También tenían un mapamundi en que hacían la foto a final de curso. De hecho mi madre ya tenía cara de madre en esa foto. Creo que siempre ha sido madre desde que le hicieron aquella foto. Primero lo fue mía, y luego de mis hermanos, claro. Pero en medio también lo fue de mi padre, de mi tío Jose y de mi tía Merche, y ya últimamente de mis abuelos, porque hay un momento en la vida en que los padres se vuelven como hijos, olvidan las cosas y les tiemblan las piernas. Mis abuelos pasaron en Vitoria sus últimos días. A mi abuelo se le quedó la misma mirada que cuando miraba al río desde la poza, aunque estuviese en el teleclub de Adurza echando un dominó. Eso sí, seguía acertando qué fichas teníamos los demás.

Lourdes vino a Vitoria a principios de los setenta, con dieciséis años, a estudiar a un colegio de la Sección Femenina en Judizmendi, donde daban administrativo y donde decían salías colocada. Ya en el último curso, tercero, cuando iban a cerrar el colegio, buscó una patrona y un trabajo en una distribuidora. Luego cambió a una empresa de Murguía, Talleres Zuya, y hasta se mudó de pensión por una más céntrica, en la calle Siervas de Jesús. Allí vivía la Ludi, la patrona, y muy cerca su hermano Adolfo que era el marido de Engracia, una mujer que recuerdo nos hacía unas croquetas buenísimas siempre que la visitábamos.

Me cuenta que recuerda perfectamente el viaje a pie de una casa a la otra. Sola, con su maleta roja, que era su única posesión en aquellos momentos. Y pienso yo que tiene que ser grande que todo lo que tengas quepa en una maletica, sobre todo porque te obliga a mirar hacia delante.
En la nueva fonda, compartió habitación con María Jesús hasta que llegó mi tía. Ahora lo llaman “efecto llamada”, aunque a mí siempre me ha sonado a algo animal. Bueno pues al llegar mi tía, no solo compartía habitación sino además cama con ella porque el piso era céntrico y las viandas mejores, pero sitio había el justo. Dice que la maleta roja estaba debajo de la cama, siempre a medio hacer.
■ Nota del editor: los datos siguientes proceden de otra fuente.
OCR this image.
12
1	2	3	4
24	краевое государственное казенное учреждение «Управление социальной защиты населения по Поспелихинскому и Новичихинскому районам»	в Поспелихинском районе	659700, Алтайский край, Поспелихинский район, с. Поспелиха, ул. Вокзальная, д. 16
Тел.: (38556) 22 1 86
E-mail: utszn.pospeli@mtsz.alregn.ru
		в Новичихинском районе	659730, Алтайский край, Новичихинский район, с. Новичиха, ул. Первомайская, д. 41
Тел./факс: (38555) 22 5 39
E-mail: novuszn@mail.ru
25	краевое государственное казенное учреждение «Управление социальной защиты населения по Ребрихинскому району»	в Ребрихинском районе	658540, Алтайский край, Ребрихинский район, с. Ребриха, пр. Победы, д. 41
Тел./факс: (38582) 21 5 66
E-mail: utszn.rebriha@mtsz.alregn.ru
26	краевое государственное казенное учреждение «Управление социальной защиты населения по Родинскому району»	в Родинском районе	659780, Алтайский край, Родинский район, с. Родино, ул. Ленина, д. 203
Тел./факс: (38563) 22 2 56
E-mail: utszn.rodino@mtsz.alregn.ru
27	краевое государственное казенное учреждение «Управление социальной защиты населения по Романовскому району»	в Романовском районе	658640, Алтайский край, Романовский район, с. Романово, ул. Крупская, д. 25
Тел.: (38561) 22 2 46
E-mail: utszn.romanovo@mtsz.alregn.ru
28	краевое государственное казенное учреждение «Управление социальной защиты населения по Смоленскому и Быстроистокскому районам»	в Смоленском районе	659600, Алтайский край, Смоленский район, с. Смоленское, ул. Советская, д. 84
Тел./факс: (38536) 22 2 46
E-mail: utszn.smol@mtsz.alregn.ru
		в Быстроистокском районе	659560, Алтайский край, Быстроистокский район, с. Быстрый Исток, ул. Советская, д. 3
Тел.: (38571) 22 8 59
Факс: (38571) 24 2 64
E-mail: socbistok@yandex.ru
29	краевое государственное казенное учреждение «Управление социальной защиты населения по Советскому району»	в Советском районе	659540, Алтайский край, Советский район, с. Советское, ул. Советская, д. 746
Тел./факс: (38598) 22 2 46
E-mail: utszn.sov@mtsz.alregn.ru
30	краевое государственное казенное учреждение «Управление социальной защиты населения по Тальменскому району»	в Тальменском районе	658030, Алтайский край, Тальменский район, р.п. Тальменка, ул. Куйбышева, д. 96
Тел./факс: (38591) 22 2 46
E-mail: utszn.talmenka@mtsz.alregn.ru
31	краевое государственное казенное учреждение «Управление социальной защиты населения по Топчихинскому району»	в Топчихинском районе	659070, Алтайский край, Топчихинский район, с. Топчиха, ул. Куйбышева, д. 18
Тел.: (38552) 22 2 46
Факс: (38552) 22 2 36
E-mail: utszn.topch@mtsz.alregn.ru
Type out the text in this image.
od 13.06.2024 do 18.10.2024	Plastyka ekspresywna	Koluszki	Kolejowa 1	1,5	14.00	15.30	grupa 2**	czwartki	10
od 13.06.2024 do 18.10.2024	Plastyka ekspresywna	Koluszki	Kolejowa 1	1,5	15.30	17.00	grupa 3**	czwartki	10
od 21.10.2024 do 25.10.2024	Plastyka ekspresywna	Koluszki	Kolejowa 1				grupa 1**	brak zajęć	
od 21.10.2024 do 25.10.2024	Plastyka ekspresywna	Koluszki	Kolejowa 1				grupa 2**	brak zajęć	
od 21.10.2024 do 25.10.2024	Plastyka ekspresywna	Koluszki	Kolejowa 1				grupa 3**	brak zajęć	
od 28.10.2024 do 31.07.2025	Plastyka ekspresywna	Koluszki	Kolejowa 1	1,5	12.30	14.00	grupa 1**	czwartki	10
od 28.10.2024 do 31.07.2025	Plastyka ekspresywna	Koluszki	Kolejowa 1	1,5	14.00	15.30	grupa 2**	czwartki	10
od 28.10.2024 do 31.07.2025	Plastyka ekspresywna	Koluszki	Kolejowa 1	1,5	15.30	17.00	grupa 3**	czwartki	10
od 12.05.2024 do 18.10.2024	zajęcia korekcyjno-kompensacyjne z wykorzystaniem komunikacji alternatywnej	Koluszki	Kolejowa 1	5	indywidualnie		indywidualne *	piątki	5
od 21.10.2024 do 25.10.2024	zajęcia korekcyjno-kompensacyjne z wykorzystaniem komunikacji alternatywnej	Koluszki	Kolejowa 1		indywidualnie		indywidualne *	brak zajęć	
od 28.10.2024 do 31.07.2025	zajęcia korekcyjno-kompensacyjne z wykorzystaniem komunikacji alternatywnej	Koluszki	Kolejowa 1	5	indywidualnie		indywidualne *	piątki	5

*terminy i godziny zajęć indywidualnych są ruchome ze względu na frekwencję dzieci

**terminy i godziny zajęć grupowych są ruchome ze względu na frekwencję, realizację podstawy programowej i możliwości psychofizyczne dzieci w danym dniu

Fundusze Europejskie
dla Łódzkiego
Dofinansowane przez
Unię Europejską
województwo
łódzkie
Porque primero vino mi tía y luego vino mi tío, no porque te llamasen, sino porque en el pueblo había poco y la mitad de poco es nada, aunque los matemáticos lo duden y porque Franco estaba moribundo y en España creímos que podríamos ser por fin un país. Y los demás del pueblo se dispersaron igualmente por toda la geografía española en busca de un futuro. Y sí, son emigrantes, pero no porque se hayan marchado, sino porque tienen un sitio al que volver.

Y resulta que mi padre Eduardo era el sobrino de Ludi, la patrona, y los domingos iba a comer a aquella casa, y mi madre, mi tía, María Jesús y su hermana Carmina estaban invitadas a comer, y la cosa no estaba para rechazar convites. Mi padre se ofreció a enseñar a mi madre a conducir, porque ella estaba cansada de ir a trabajar con el gerente, que salía siempre tan tarde. Y al poco se casaron y al año nací yo, y mi madre cambió las muñecas- con las que hasta no hace mucho jugaba- por mí, que era a buen seguro mucho más entretenido, en el sentido de tener siempre algo que hacer.

Yo ya sabía que era de Castilla por esa manía de tener siempre la casa como si fuesen a venir invitados pero sin invitar a nadie, y por ese hábito de llevarme al médico casi a diario, y por lavar la ropa aunque estuviese limpia, y por las torrijas y las orejuelas, y por el cocido de vigilia y por ventilar la casa aunque estuviésemos fuera a menos diez, y desde luego por estar más pendiente del qué dirán que de qué decir.

Pues resulta que mi madre siempre ha estado igual que en esa foto que le hicieron en la escuela. Hasta que he dejado de verla a diario no ha empezado a envejecer. Y ahora se ha apuntado a inglés y a fotografía, y hasta a la universidad. Me llama a diario para que le haga los deberes y es que siempre hay un momento en que los padres se vuelven hijos, aunque los hijos sigamos siendo hijos.